Dès lors, eu égard au fait que des garanties fortes de protection des données personnelles ont été apportées dès la conception (pseudonymisation généralisée ; absence de communication des liste des personnes malades), que la solution déployée est respectueuse de notre souveraineté numérique et que le dispositif est temporaire , il semble encore trop tôt pour condamner définitivement cet outil.

Face au risque de reprise de l'épidémie à l'automne , comme le redoutent les autorités sanitaires, il est trop tôt à ce stade pour conclure sur l'utilité de cette application. Peut-être serons-nous alors heureux d'échapper à un reconfinement général grâce, en partie, au déploiement plus massif de cette application.

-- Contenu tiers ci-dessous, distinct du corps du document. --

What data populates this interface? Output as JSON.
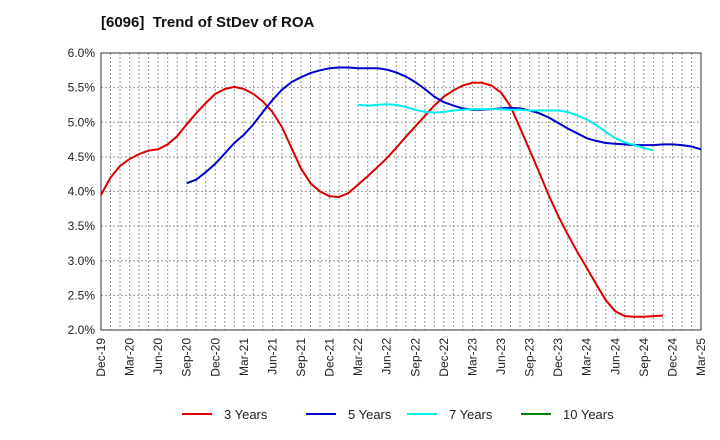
{
  "chart_data": {
    "type": "line",
    "title": "[6096]  Trend of StDev of ROA",
    "xlabel": "",
    "ylabel": "",
    "x_ticks": [
      "Dec-19",
      "Mar-20",
      "Jun-20",
      "Sep-20",
      "Dec-20",
      "Mar-21",
      "Jun-21",
      "Sep-21",
      "Dec-21",
      "Mar-22",
      "Jun-22",
      "Sep-22",
      "Dec-22",
      "Mar-23",
      "Jun-23",
      "Sep-23",
      "Dec-23",
      "Mar-24",
      "Jun-24",
      "Sep-24",
      "Dec-24",
      "Mar-25"
    ],
    "y_ticks": [
      "6.0%",
      "5.5%",
      "5.0%",
      "4.5%",
      "4.0%",
      "3.5%",
      "3.0%",
      "2.5%",
      "2.0%"
    ],
    "ylim": [
      2.0,
      6.0
    ],
    "grid": true,
    "legend_position": "bottom",
    "series": [
      {
        "name": "3 Years",
        "color": "#dd0000",
        "start_index": 0,
        "values": [
          3.95,
          4.2,
          4.37,
          4.47,
          4.54,
          4.59,
          4.61,
          4.68,
          4.8,
          4.97,
          5.13,
          5.28,
          5.41,
          5.48,
          5.51,
          5.48,
          5.41,
          5.3,
          5.15,
          4.93,
          4.63,
          4.33,
          4.12,
          4.0,
          3.93,
          3.92,
          3.98,
          4.1,
          4.22,
          4.35,
          4.48,
          4.63,
          4.79,
          4.94,
          5.09,
          5.24,
          5.37,
          5.46,
          5.53,
          5.57,
          5.57,
          5.53,
          5.43,
          5.23,
          4.92,
          4.6,
          4.28,
          3.95,
          3.65,
          3.38,
          3.13,
          2.9,
          2.66,
          2.43,
          2.27,
          2.2,
          2.19,
          2.19,
          2.2,
          2.21
        ]
      },
      {
        "name": "5 Years",
        "color": "#0000cc",
        "start_index": 9,
        "values": [
          4.12,
          4.17,
          4.28,
          4.4,
          4.55,
          4.7,
          4.82,
          4.97,
          5.15,
          5.32,
          5.47,
          5.58,
          5.65,
          5.71,
          5.75,
          5.78,
          5.79,
          5.79,
          5.78,
          5.78,
          5.78,
          5.76,
          5.72,
          5.66,
          5.58,
          5.48,
          5.37,
          5.29,
          5.24,
          5.2,
          5.18,
          5.18,
          5.19,
          5.2,
          5.21,
          5.2,
          5.17,
          5.13,
          5.07,
          4.99,
          4.91,
          4.84,
          4.77,
          4.73,
          4.7,
          4.69,
          4.68,
          4.67,
          4.67,
          4.67,
          4.68,
          4.68,
          4.67,
          4.65,
          4.61
        ]
      },
      {
        "name": "7 Years",
        "color": "#00eeee",
        "start_index": 27,
        "values": [
          5.25,
          5.24,
          5.25,
          5.26,
          5.25,
          5.22,
          5.18,
          5.15,
          5.14,
          5.15,
          5.17,
          5.18,
          5.19,
          5.19,
          5.19,
          5.19,
          5.18,
          5.18,
          5.17,
          5.17,
          5.17,
          5.17,
          5.15,
          5.1,
          5.04,
          4.96,
          4.86,
          4.77,
          4.71,
          4.67,
          4.63,
          4.59
        ]
      },
      {
        "name": "10 Years",
        "color": "#008000",
        "start_index": 0,
        "values": []
      }
    ]
  }
}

* 183 40.000 euros pour l'hébergement, 80.000 euros pour la maintenance et les développements et, en option, 50.000 euros pour l'appui au support utilisateur ainsi que 30.000 euros de dépenses liées au déploiement (selon les informations données lors de la conférence de presse précitée).

* 184 « Mobile applications to support contact tracing in the EU's fight against covid 19 - Progress reporting June 2020 », Commission européenne.

* 185 « Even at low uptake , the health authority will gain access to number of users asking for and receiving tests, and will be able to detect changes in transmission rates and respond more quickly to local outbreaks. » Digital contact tracing: advice and simulations Oxford University Pathogen Dynamics Group ; Update 25 May 2020.